Let's examine how different health metrics correlate with risk scores.

In [None]:
# Select numeric columns for correlation analysis
numeric_columns = ['age', 'bmi', 'systolic_bp', 'diastolic_bp', 'glucose', 'cholesterol', 
                   'smoking', 'family_history_heart', 'family_history_diabetes',
                   'cardiovascular_risk', 'diabetes_risk']

# Calculate the correlation matrix
corr_matrix = patient_data[numeric_columns].corr()

# Plot the correlation heatmap
plt.figure(figsize=(12, 10))
sns.heatmap(corr_matrix, annot=True, cmap='coolwarm', fmt='.2f', linewidths=0.5)
plt.title('Correlation Matrix of Health Metrics')
plt.tight_layout()
plt.show()

## 6. Build a Simple Risk Prediction Model

Let's train a machine learning model to predict cardiovascular risk categories based on health metrics.

In [None]:
# Prepare features and target for cardiovascular risk prediction
X = patient_data[['age', 'bmi', 'systolic_bp', 'diastolic_bp', 'cholesterol', 'smoking', 'family_history_heart']]
y = patient_data['cv_risk_category']

# Split the data into training and testing sets
X_train, X_test, y_train, y_test = train_test_split(X, y, test_size=0.25, random_state=42)

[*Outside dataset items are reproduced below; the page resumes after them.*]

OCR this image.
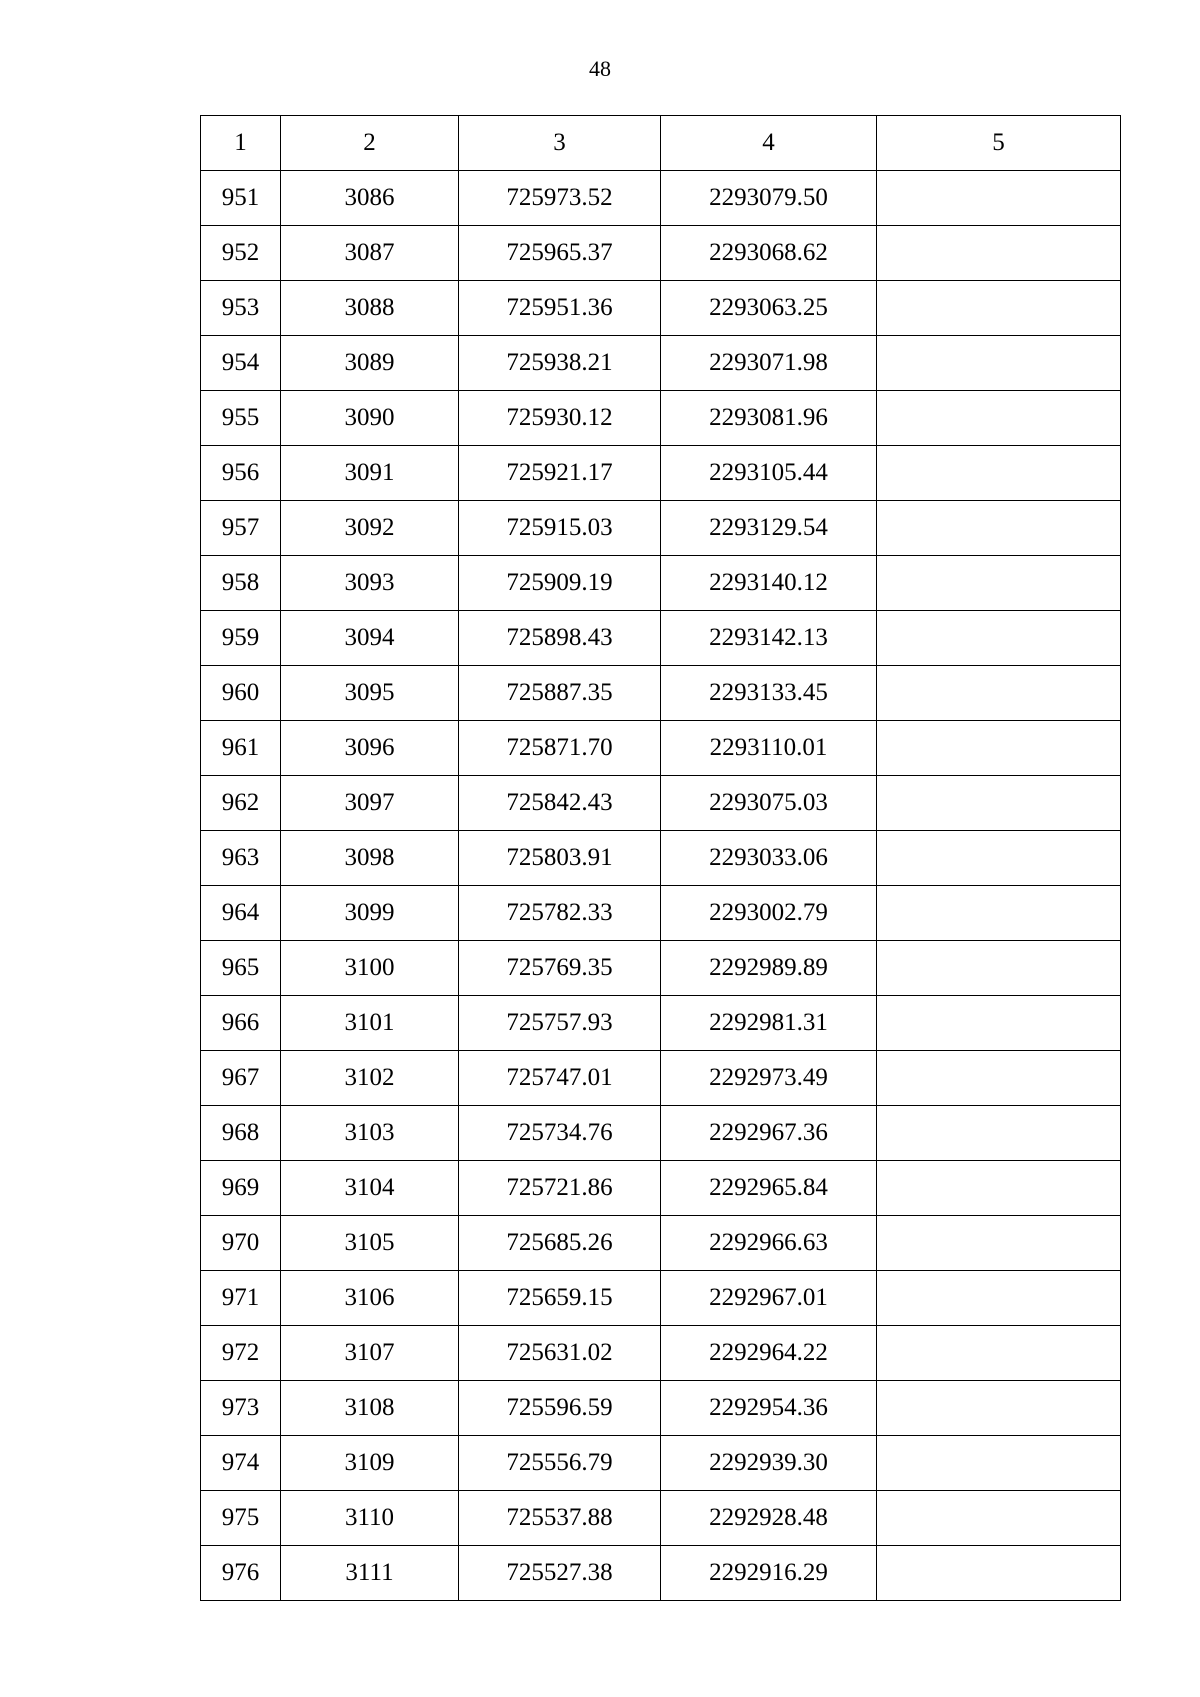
48
1	2	3	4	5
951	3086	725973.52	2293079.50	
952	3087	725965.37	2293068.62	
953	3088	725951.36	2293063.25	
954	3089	725938.21	2293071.98	
955	3090	725930.12	2293081.96	
956	3091	725921.17	2293105.44	
957	3092	725915.03	2293129.54	
958	3093	725909.19	2293140.12	
959	3094	725898.43	2293142.13	
960	3095	725887.35	2293133.45	
961	3096	725871.70	2293110.01	
962	3097	725842.43	2293075.03	
963	3098	725803.91	2293033.06	
964	3099	725782.33	2293002.79	
965	3100	725769.35	2292989.89	
966	3101	725757.93	2292981.31	
967	3102	725747.01	2292973.49	
968	3103	725734.76	2292967.36	
969	3104	725721.86	2292965.84	
970	3105	725685.26	2292966.63	
971	3106	725659.15	2292967.01	
972	3107	725631.02	2292964.22	
973	3108	725596.59	2292954.36	
974	3109	725556.79	2292939.30	
975	3110	725537.88	2292928.48	
976	3111	725527.38	2292916.29	
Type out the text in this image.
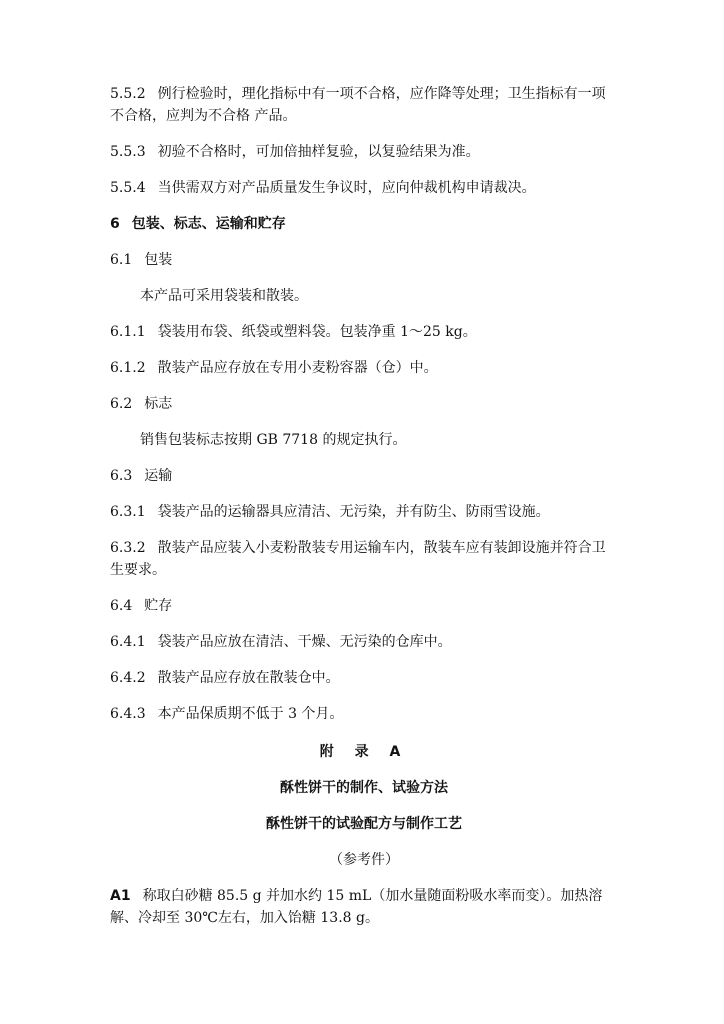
5.5.2 例行检验时，理化指标中有一项不合格，应作降等处理；卫生指标有一项不合格，应判为不合格 产品。

5.5.3 初验不合格时，可加倍抽样复验，以复验结果为准。

5.5.4 当供需双方对产品质量发生争议时，应向仲裁机构申请裁决。

6 包装、标志、运输和贮存

6.1 包装

本产品可采用袋装和散装。

6.1.1 袋装用布袋、纸袋或塑料袋。包装净重 1～25 kg。

6.1.2 散装产品应存放在专用小麦粉容器（仓）中。

6.2 标志

销售包装标志按期 GB 7718 的规定执行。

6.3 运输

6.3.1 袋装产品的运输器具应清洁、无污染，并有防尘、防雨雪设施。

6.3.2 散装产品应装入小麦粉散装专用运输车内，散装车应有装卸设施并符合卫生要求。

6.4 贮存

6.4.1 袋装产品应放在清洁、干燥、无污染的仓库中。

6.4.2 散装产品应存放在散装仓中。

6.4.3 本产品保质期不低于 3 个月。

附 录 A

酥性饼干的制作、试验方法

酥性饼干的试验配方与制作工艺

（参考件）

A1 称取白砂糖 85.5 g 并加水约 15 mL（加水量随面粉吸水率而变）。加热溶解、冷却至 30℃左右，加入饴糖 13.8 g。
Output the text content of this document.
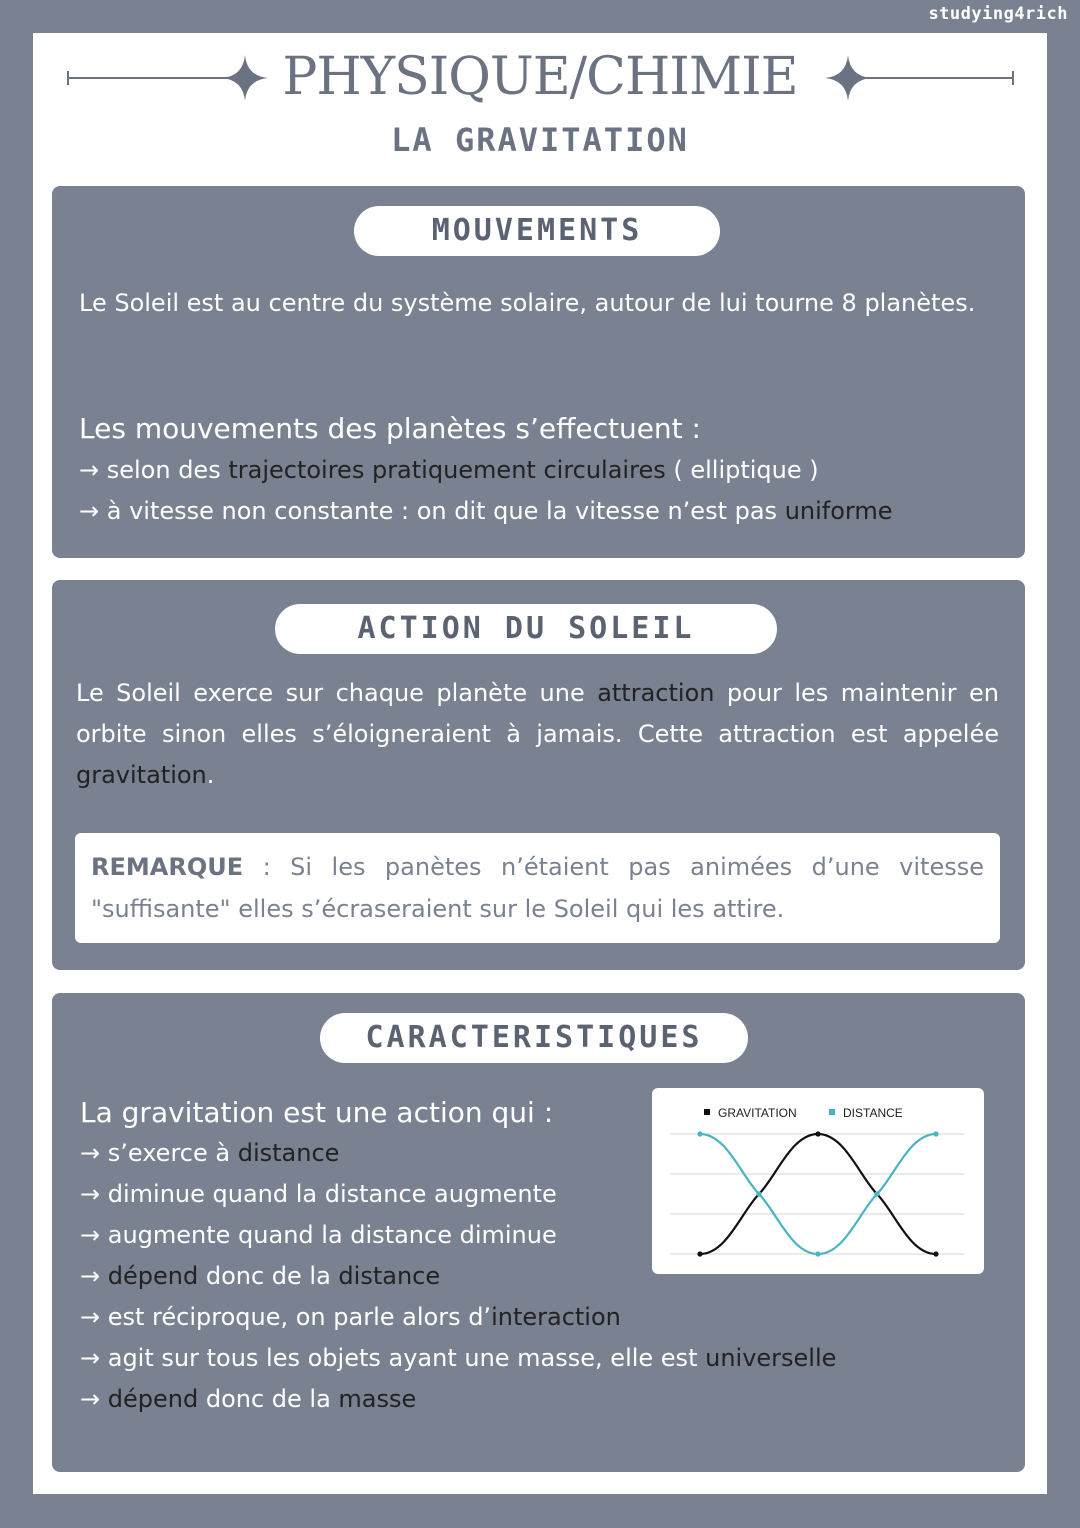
studying4rich
PHYSIQUE/CHIMIE
LA GRAVITATION
MOUVEMENTS
Le Soleil est au centre du système solaire, autour de lui tourne 8 planètes.
Les mouvements des planètes s’effectuent :
→ selon des trajectoires pratiquement circulaires ( elliptique )
→ à vitesse non constante : on dit que la vitesse n’est pas uniforme
ACTION DU SOLEIL
Le Soleil exerce sur chaque planète une attraction pour les maintenir en orbite sinon elles s’éloigneraient à jamais. Cette attraction est appelée gravitation.
REMARQUE : Si les panètes n’étaient pas animées d’une vitesse "suffisante" elles s’écraseraient sur le Soleil qui les attire.
CARACTERISTIQUES
La gravitation est une action qui :
→ s’exerce à distance
→ diminue quand la distance augmente
→ augmente quand la distance diminue
→ dépend donc de la distance
→ est réciproque, on parle alors d’interaction
→ agit sur tous les objets ayant une masse, elle est universelle
→ dépend donc de la masse
GRAVITATION	DISTANCE
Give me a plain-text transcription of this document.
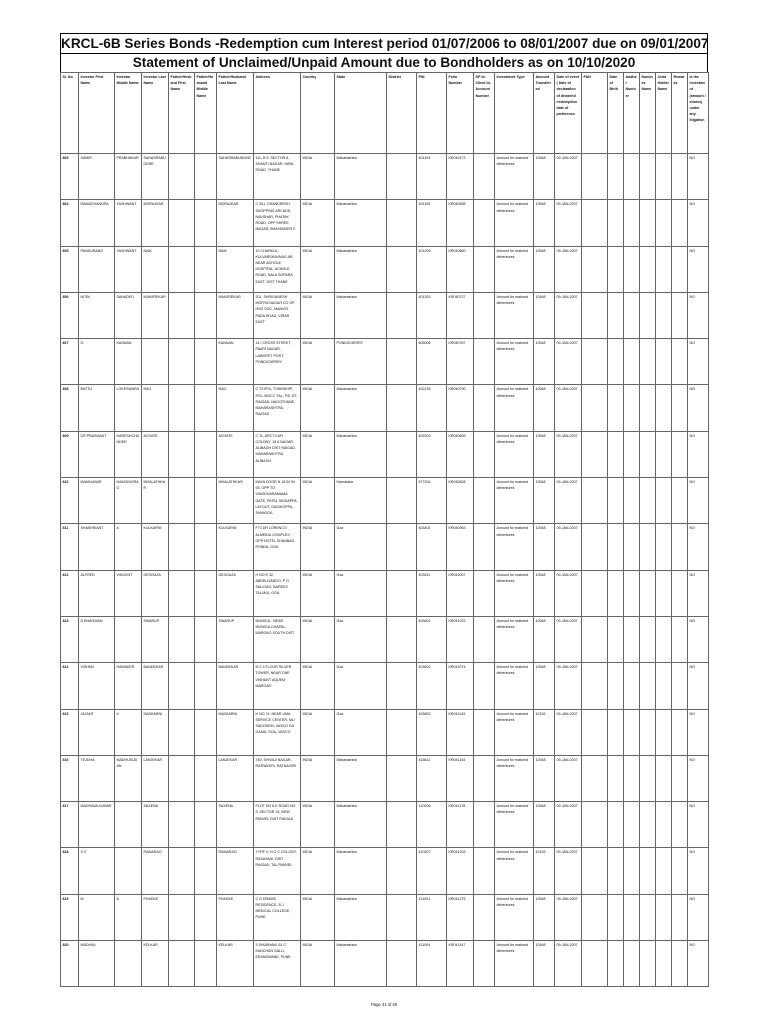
KRCL-6B Series Bonds -Redemption cum Interest period 01/07/2006 to 08/01/2007 due on 09/01/2007
Statement of Unclaimed/Unpaid Amount due to Bondholders as on 10/10/2020
Sl. No.	Investor First Name	Investor Middle Name	Investor Last Name	Father/Husband First Name	Father/Husband Middle Name	Father/Husband Last Name	Address	Country	State	District	PIN	Folio Number	DP Id-Client Id-Account Number	Investment Type	Amount Transferred	Date of event ( Date of declaration of dividend /redemption date of preference	PAN	Date of Birth	Aadhar Number	Nominee Name	Joint Holder Name	Remarks	Is the investment (amount / shares) under any litigation
803	SAMIR	PRABHAKAR	SAHASRABUDDHE			SAHASRABUDDHE	111, B 9, SECTOR 6, SHANTI NAGAR, MIRA ROAD, THANE	INDIA	Maharashtra		401104	KR040173		Amount for matured debentures	10548	09-JAN-2007							NO
804	RAMACHANDRA	YASHWANT	MORAJKAR			MORAJKAR	C 301, CHANDRESH SHOPPING ARCADE, NAVGHAR, PHATAK ROAD, OPP SHREE NAGAR, BHAYANDER E	INDIA	Maharashtra		401105	KR040585		Amount for matured debentures	10548	09-JAN-2007							NO
805	PANDURANG	YASHWANT	NAIK			NAIK	10 CHARKUL, KULVARSHAVNAG AR, NEAR ACHOLE HOSPITAL, ACHOLE ROAD, NALA SOPARA EAST, DIST THANE	INDIA	Maharashtra		401209	KR040660		Amount for matured debentures	10548	09-JAN-2007							NO
806	NITIN	SAHADEO	MANJREKAR			MANJREKAR	201, SHRIGANESH MORYA NAGAR CO OP HSG SOC, MANVEL PADA ROAD, VIRAR EAST	INDIA	Maharashtra		401303	KR040727		Amount for matured debentures	10548	09-JAN-2007							NO
807	G	KANNAN				KANNAN	14 I CROSS STREET, PAARI NAGAR, LAWSPET POST, PONDICHERRY	INDIA	PONDICHERRY		605008	KR040787		Amount for matured debentures	10548	09-JAN-2007							NO
808	BATTU	LOKESWARA	RAO			RAO	C 73 IPCL TOWNSHIP, IPCL MGCC TAL, P.B. DT, RAIGAD, NAGOTHANE, MAHARASHTRA, RAIGAD	INDIA	Maharashtra		402125	KR040790		Amount for matured debentures	10548	09-JAN-2007							NO
809	DR PRASHANT	HARESHCHANDER	ACHATE			ACHATE	C 11, ARCT KUR COLONY, 16 A NAGAR, ALIBAGH DIST RAIGAD, MAHARASHTRA, ALIBAGH	INDIA	Maharashtra		402209	KR040809		Amount for matured debentures	10548	09-JAN-2007							NO
810	MANKUMAR	MANGINGRAO	MHALATHKAR			MHALATHKAR	MAYA DOOR N 18 BI 94 93, OPP TO VINODHARAMAMA GATE, PATEL SIDDAPPA LAYOUT, GADIKOPPA, SHIMOGA	INDIA	Karnataka		577204	KR040828		Amount for matured debentures	10548	09-JAN-2007							NO
811	SHASHIKANT	A	KULKARNI			KULKARNI	F73 DR LORENCO ALMEIDA COMPLEX, OPP HOTEL SHANBAG, PONDA, GOA	INDIA	Goa		403401	KR040963		Amount for matured debentures	10548	09-JAN-2007							NO
812	ALFRED	VINCENT	DESOUZA			DESOUZA	H NO E 32, ABRELIVADDO, P O SALIGAO, BARDEZ TALUKA, GOA	INDIA	Goa		403511	KR041007		Amount for matured debentures	10548	09-JAN-2007							NO
813	D BHAGWAN		SWARUP			SWARUP	MUNGUL, NEAR MUNGULCHAPAL, MARGAO SOUTH DIST	INDIA	Goa		403601	KR041023		Amount for matured debentures	10548	09-JAN-2007							NO
814	VISHNU	RAMAKER	BANDEKAR			BANDEKAR	M 2 II FLOOR SILVER TOWER, NEAR ONE VISHANT AQUEM MARGAO	INDIA	Goa		403601	KR041074		Amount for matured debentures	10548	09-JAN-2007							NO
815	JAYANT	V	NADKARNI			NADKARNI	H NO 74, NEAR UMA SERVICE CENTER, MU SADODEM, VASCO DA GAMA, GOA, VASCO	INDIA	Goa		403802	KR041149		Amount for matured debentures	42192	09-JAN-2007							NO
816	TEJDHA	MADHUSUDAN	LANJEKAR			LANJEKAR	740, SHIVAJI NAGAR, RATNAGIRI, RATNAGIRI	INDIA	Maharashtra		415612	KR041154		Amount for matured debentures	10548	09-JAN-2007							NO
817	MADHAVA KUMAR		SAXENA			SAXENA	PLOT NO 6 E ROAD NO 9, SECTOR 19, NEW PANVEL DIST RAIGAD	INDIA	Maharashtra		410206	KR041178		Amount for matured debentures	10548	09-JAN-2007							NO
818	S V		RAMARAO			RAMARAO	TYPE V, H O C COLONY, RASAYANI, DIST RAIGAD, TAL PANVEL	INDIA	Maharashtra		410207	KR041202		Amount for matured debentures	42192	09-JAN-2007							NO
819	M	A	PHADKE			PHADKE	C O DRAMS RESIDENCE, B J MEDICAL COLLEGE, PUNE	INDIA	Maharashtra		411001	KR041275		Amount for matured debentures	10548	09-JAN-2007							NO
820	MADHAV		KELKAR			KELKAR	3 SHUBHAM, 61 C KANCHAN GALLI, ERANDWANE, PUNE	INDIA	Maharashtra		411004	KR041447		Amount for matured debentures	10548	09-JAN-2007							NO
Page 41 of 45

# Train a Random Forest classifier
rf_model = RandomForestClassifier(n_estimators=100, random_state=42)
rf_model.fit(X_train, y_train)

# Make predictions
y_pred = rf_model.predict(X_test)

# Evaluate the model
print("Classification Report:")
print(classification_report(y_test, y_pred))

# Plot confusion matrix
plt.figure(figsize=(8, 6))
conf_mat = confusion_matrix(y_test, y_pred)
sns.heatmap(conf_mat, annot=True, fmt='d', cmap='Blues', 
            xticklabels=['Low', 'Medium', 'High'],
            yticklabels=['Low', 'Medium', 'High'])
plt.title('Confusion Matrix for Cardiovascular Risk Prediction')
plt.xlabel('Predicted')
plt.ylabel('Actual')
plt.tight_layout()
plt.show()

## 7. Feature Importance Analysis

Let's analyze which health metrics are most important for predicting cardiovascular risk.

In [None]:
# Get feature importances
importances = rf_model.feature_importances_
feature_names = X.columns

# Sort feature importances in descending order
indices = np.argsort(importances)[::-1]

# Plot feature importances
plt.figure(figsize=(10, 6))
plt.title('Feature Importances for Cardiovascular Risk Prediction')
plt.bar(range(X.shape[1]), importances[indices], align='center')
plt.xticks(range(X.shape[1]), [feature_names[i] for i in indices], rotation=45)
plt.tight_layout()
plt.show()

## 8. Save the Model for Production Use

Let's save our trained model for use in the Cliniview ML service.

In [None]:
# Create the models/saved directory if it doesn't exist
os.makedirs(os.path.join('models', 'saved'), exist_ok=True)

# Save the model
model_path = os.path.join('models', 'saved', 'risk_prediction.pkl')
with open(model_path, 'wb') as f:
    pickle.dump(rf_model, f)

print(f"Model saved to {model_path}")

## 9. Conclusion

In this notebook, we've demonstrated:

1. Loading and exploring medical terminology and symptom mapping data
2. Visualizing symptom-condition relationships
3. Generating synthetic patient data for analysis
4. Analyzing health risk distributions and correlations
5. Building a predictive model for cardiovascular risk
6. Identifying the most important factors for risk prediction

This analysis provides a foundation for the ML services in the Cliniview platform, which include:
- Symptom checking and condition prediction
- Health summary generation
- Health risk prediction

The saved model can be integrated with the FastAPI service to provide risk predictions for real patients.